Assessment of low contrast detection in CT using model observers: Developing a clinically-relevant tool for characterising adaptive statistical and model-based iterative reconstruction

Purpose This study aims to assess CT image quality in a way that would meet specific requirements of clinical practice. Physics metrics like Fourier transform derived metrics were traditionally employed for that. However, assessment methods through a detection task have also developed quite extensively lately, and we chose here to rely on this modality for image quality assessment. Our goal was to develop a tool adapted for a fast and reliable CT image quality assessment in order to pave the way for new CT benchmarking techniques in a clinical context. Additionally, we also used this method to estimate the benefits brought by some IR algorithms. Materials and methods A modified QRM chest phantom containing spheres of 5 and 8 mm at contrast levels of 10 and 20 HU at 120 kVp was used. Images of the phantom were acquired at CTDI vol of 0.8, 3.6, 8.2 and 14.5 mGy, before being reconstructed using FBP, ASIR 40 and MBIR on a GE HD 750 CT scanner. They were then assessed by eight human observers undergoing a 4-AFC test. After that, these data were compared with the results obtained from two different model observers (NPWE and CHO with DDoG channels). The study investigated the effects of the acquisition conditions as well as reconstruction methods.

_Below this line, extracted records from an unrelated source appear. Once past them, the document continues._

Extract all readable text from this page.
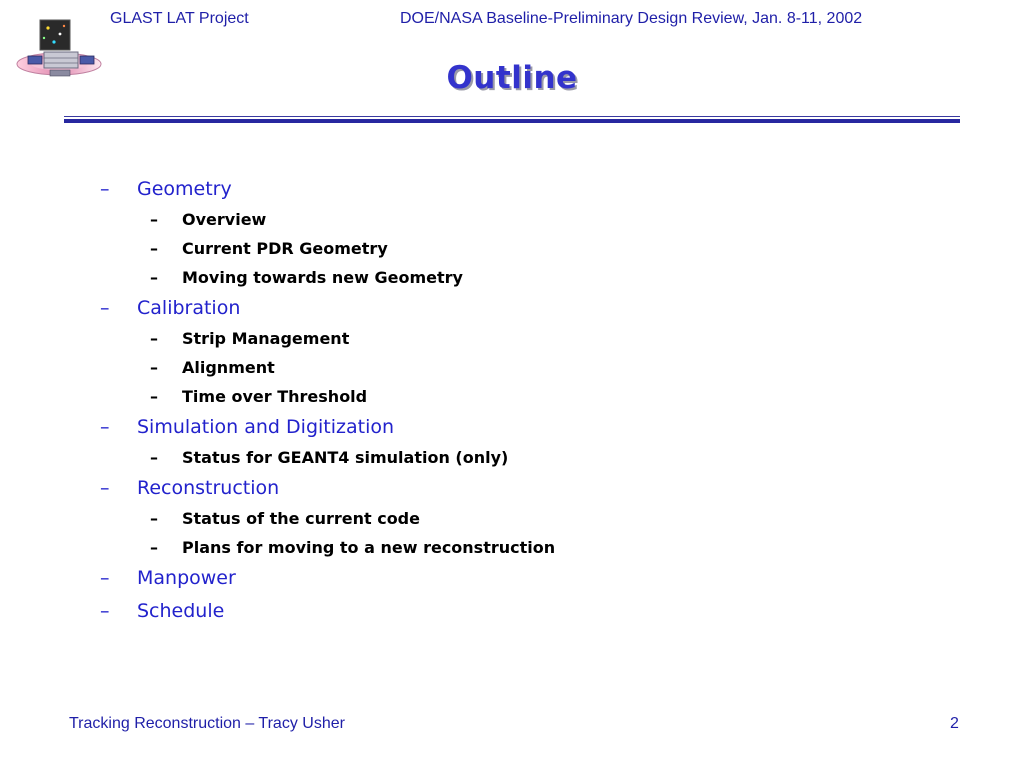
GLAST LAT Project	DOE/NASA Baseline-Preliminary Design Review, Jan. 8-11, 2002
Outline
– Geometry
– Overview
– Current PDR Geometry
– Moving towards new Geometry
– Calibration
– Strip Management
– Alignment
– Time over Threshold
– Simulation and Digitization
– Status for GEANT4 simulation (only)
– Reconstruction
– Status of the current code
– Plans for moving to a new reconstruction
– Manpower
– Schedule
Tracking Reconstruction – Tracy Usher	2
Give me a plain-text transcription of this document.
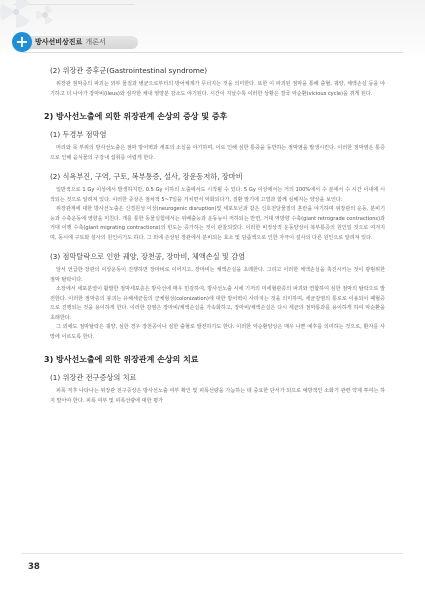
방사선비상진료 개론서
+
(2) 위장관 증후군(Gastrointestinal syndrome)

위장관 점막증의 파괴는 외부 물질과 병균으로부터의 방어체계가 무너지는 것을 의미한다. 또한 이 파괴된 점막을 통해 출혈, 궤양, 체액손실 등을 야기하고 더 나아가 장마비(ileus)와 심각한 체내 영양분 감소도 야기된다. 시간이 지날수록 이러한 상황은 결국 악순환(vicious cycle)을 겪게 된다.

2) 방사선노출에 의한 위장관계 손상의 증상 및 증후
(1) 두경부 점막염

머리와 목 부위의 방사선노출은 점막 방어벽과 세포의 소실을 야기하며, 이로 인해 심한 통증을 동반하는 점막염을 발생시킨다. 이러한 점막염은 통증으로 인해 음식물의 구강내 섭취를 어렵게 한다.

(2) 식욕부진, 구역, 구토, 복부통증, 설사, 장운동저하, 장마비

일반적으로 1 Gy 이상에서 발생하지만, 0.5 Gy 이하의 노출에서도 시작될 수 있다. 5 Gy 이상에서는 거의 100%에서 수 분에서 수 시간 이내에 시작되는 것으로 알려져 있다. 이러한 증상은 점차적 5~7일을 거치면서 악화되다가, 질환 말기에 고열과 함께 심해지는 양상을 보인다.

위장관계에 대한 방사선노출은 신경원성 이상(neurogenic disruption)및 세포토닌과 같은 신호전달물질의 혼란을 야기하며 위장관의 운동, 분비기능과 수축운동에 영향을 미친다. 개를 통한 동물실험에서는 위배출능과 운동능이 저하되는 반면, 거대 역방향 수축(giant retrograde contractions)과 거대 이행 수축(giant migrating contractions)의 빈도는 증가하는 것이 관찰되었다. 이러한 비정상적 운동양상이 복부통증의 원인일 것으로 여겨지며, 동시에 구토와 설사의 원인이기도 하다. 그 외에 손상된 장관에서 분비되는 효소 및 담즙액으로 인한 자극이 설사의 다른 원인으로 알려져 있다.

(3) 점막탈락으로 인한 궤양, 장천공, 장마비, 체액손실 및 감염

앞서 언급한 장관의 이상운동이 진행하면 장마비로 이어지고, 장마비는 체액손실을 초래한다. 그리고 이러한 체액손실을 촉진시키는 것이 광범위한 점막 탈락이다.

소장에서 세포분열이 활발한 점막세포층은 방사선에 매우 민감하여, 방사선노출 시에 기저의 미세혈관층의 파괴와 연합하여 심한 점막의 탈락으로 발전한다. 이러한 점막층의 붕괴는 유해세균들의 군체형성(colonization)에 대한 방어벽이 사라지는 것을 의미하며, 세균감염의 통로로 이용되어 패혈증으로 진행되는 것을 용이하게 한다. 이러한 감염은 장마비/체액손실을 가속화하고, 장마비/체액손실은 다시 세균의 점막통과를 용이하게 하여 악순환을 초래한다.

그 외에도 점막탈락은 궤양, 심한 경우 장천공이나 심한 출혈로 발전하기도 한다. 이러한 악순환양상은 매우 나쁜 예후를 의미하는 것으로, 환자를 사망에 이르도록 한다.

3) 방사선노출에 의한 위장관계 손상의 치료
(1) 위장관 전구증상의 치료

피폭 직후 나타나는 위장관 전구증상은 방사선노출 여부 확인 및 피폭선량을 가늠하는 데 중요한 단서가 되므로 예방적인 소화기 관련 약제 투여는 하지 말아야 한다. 피폭 여부 및 피폭선량에 대한 평가

38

Results NPWE and CHO models both gave coherent results and approximated human observer results well. Moreover, the reconstruction technique used to retrieve the images had a clear impact on the PC values. Both models suggest that switching from FBP to ASIR 40 and particularly to MBIR produces an increase of the low contrast detection, provided a minimum level of exposure is reached. Conclusion Our work shows that both CHO with DDoG channels and NPWE models both approximate the trend of humans performing a detection task. Both models also suggest that the use of MBIR goes along with an increase of the PCs, indicating that further dose reduction is still possible when using those techniques. Eventually, the CHO model associated to the protocol we described in this study happened to be an efficient way to assess CT images in a clinical environment. In the future, this simple method could represent a sound basis to benchmark clinical practice and CT devices.